Lisa Nandy, Nigel Farage and a tale of two silly political shirts
Farage's football top has gone down very well with the people it was intended to go down very well with, selling 5,000 units in its first day on sale. And it put ants in the pantaloons of Reform's detractors – another intended outcome, one suspects – who spent Sunday on the socials spluttering about how this was the acceptable face of the hard right, etc etc.
Some sniff a whiff of burnt horsehair whenever Farage appears. This derangement, strangely, increases whenever he does something naff, like launching personalised schmutter. It's much the same syndrome as when Boris Johnson's slapdash demeanour was vaunted, often by the very same detractors, as the lid on a pot of simmering evil. People on the right aren't allowed the leeway of just being corny or erratic.
The Reform FC shirt provided a tiny morsel of levity, which in these doomy times is much needed. A friend of mine has many of the same misgivings about Reform that I have, but thinks that while we wait we might as well vote for what is, undoubtedly, the campest of the political parties.
You'd think Wigan Pride, festooned with the glitter and bunting that decorate all things LGBTQ+, might be a rival for the camp crown, but – as ever with such events – the sparkle was dimmed by shadows of contention, in this case Nandy's 'Protect The Dolls' t-shirt. This slogan, for those of you who are unaware, is an American rallying cry to extol the 'rights' of men who claim to be women to vault over the barriers placed around all other men. The 'dolls' in question are those chaps who make a better fist of convincing anybody that they might actually be ladies. (The ones who don't are known as 'bricks'.)
So to sum up, this is the Culture Secretary taking a position aligning herself with the extreme fringes of a deeply unpopular campaign that her own administration is now trying, somewhat cackhandedly of course, to back away from.
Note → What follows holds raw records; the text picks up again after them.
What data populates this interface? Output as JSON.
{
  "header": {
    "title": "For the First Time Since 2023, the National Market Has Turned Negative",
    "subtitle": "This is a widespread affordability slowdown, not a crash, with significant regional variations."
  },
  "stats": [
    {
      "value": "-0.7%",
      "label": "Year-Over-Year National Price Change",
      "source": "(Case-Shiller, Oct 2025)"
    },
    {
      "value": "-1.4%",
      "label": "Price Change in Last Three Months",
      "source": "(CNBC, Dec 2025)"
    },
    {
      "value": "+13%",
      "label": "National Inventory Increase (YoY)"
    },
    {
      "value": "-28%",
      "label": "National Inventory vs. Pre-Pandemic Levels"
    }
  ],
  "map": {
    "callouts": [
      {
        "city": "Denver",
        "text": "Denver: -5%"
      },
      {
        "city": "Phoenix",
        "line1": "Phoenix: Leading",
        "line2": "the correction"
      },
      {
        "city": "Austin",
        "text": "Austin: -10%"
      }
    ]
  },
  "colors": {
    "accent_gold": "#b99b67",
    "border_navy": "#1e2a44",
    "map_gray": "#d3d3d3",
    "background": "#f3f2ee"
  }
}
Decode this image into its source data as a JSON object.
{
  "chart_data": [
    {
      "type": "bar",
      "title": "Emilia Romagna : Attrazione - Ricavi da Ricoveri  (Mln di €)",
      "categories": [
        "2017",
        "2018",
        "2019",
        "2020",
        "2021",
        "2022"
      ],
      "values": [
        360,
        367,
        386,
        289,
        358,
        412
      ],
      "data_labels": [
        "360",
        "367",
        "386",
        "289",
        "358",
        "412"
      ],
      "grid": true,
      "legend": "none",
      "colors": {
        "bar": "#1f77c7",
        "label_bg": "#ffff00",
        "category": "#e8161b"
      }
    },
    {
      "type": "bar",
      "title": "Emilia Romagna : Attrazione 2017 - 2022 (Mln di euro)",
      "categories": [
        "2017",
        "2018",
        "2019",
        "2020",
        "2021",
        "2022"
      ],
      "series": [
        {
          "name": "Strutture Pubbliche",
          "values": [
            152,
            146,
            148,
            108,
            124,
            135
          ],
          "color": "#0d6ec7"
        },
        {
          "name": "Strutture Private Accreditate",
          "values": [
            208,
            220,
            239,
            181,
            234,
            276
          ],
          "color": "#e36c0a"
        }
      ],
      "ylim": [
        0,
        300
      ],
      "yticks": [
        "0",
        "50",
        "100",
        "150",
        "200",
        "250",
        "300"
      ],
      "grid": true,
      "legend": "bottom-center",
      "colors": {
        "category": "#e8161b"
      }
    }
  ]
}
You may remember how Nandy declared, on being appointed to her cabinet role, that the culture war was now over. Peace in our time! Here she is, a year later, still fighting it, the Neville Chamberlain of 2025. Nandy is a born follower of whatever her milieu considers right and proper on a given day, however bizarre. She has form on this issue, telling an audience back in 2020 that rapists should be accommodated in women's prisons if they fancy it.
And here she is again, doing and saying what is politically expedient, slipping on the Wigan Pride t-shirt. As Philip Patrick noted here the other day with reference to Nicola Sturgeon, one of the big problems with the trans issue is the enthusiasm for it from party workers and staffers. Added to this, Nandy, as an MP, has to engage with 'communities' and 'stakeholders' – which means wearing an item of their choosing and posing for photos wearing it.
These are not the parish pump affairs of the old local politics. Political figures of all the main parties have been beclowned at Pride events, from Boris Johnson in a Pink Stetson to Keir Starmer swathed in glitter – which just made him look as if he'd contracted a particularly nasty case of psoriasis.
I can't imagine someone as toxically agreeable as Nandy handling the awkwardness of the T-shirt situation in any other way but acquiescence. She shouldn't have had to. There should be a simple rule for politicians on their visits to Prides, mosques, or anywhere else: no merch, no slogans, no cultural frills or campaigning furbelows. This rule would enable the politician, when presented with a hat marked 'UP THE TALIBAN' or a badge marked 'DOWN WITH KITTENS' to sigh and say 'so sorry, obviously I'd love to don this tasteful item, but it's against the rules, I'm afraid; my hands are tied'.
Today, silly emblems and slogans and campaigns abound in public life, and this rule would at least take politicians out of that loop. Another news story at the weekend, for example, informs us that the BBC has purchased 10,000 badges, 7,000 mugs and 6,000 lanyards branded 'Call It Out', at a cost of £61,000, in an effort to remind their staff not to harass and abuse each other.
There is something quintessentially perfect about this story – a modern British institution thinking it can solve a serious problem of criminality with branding. The Blairite consensus smashed up our common culture and morality, forged after centuries of trial and error, and now seeks to replace it – with merch.
Politicians should, if they absolutely must, slip into their own silly campaign wear, but they shouldn't go near anybody else's.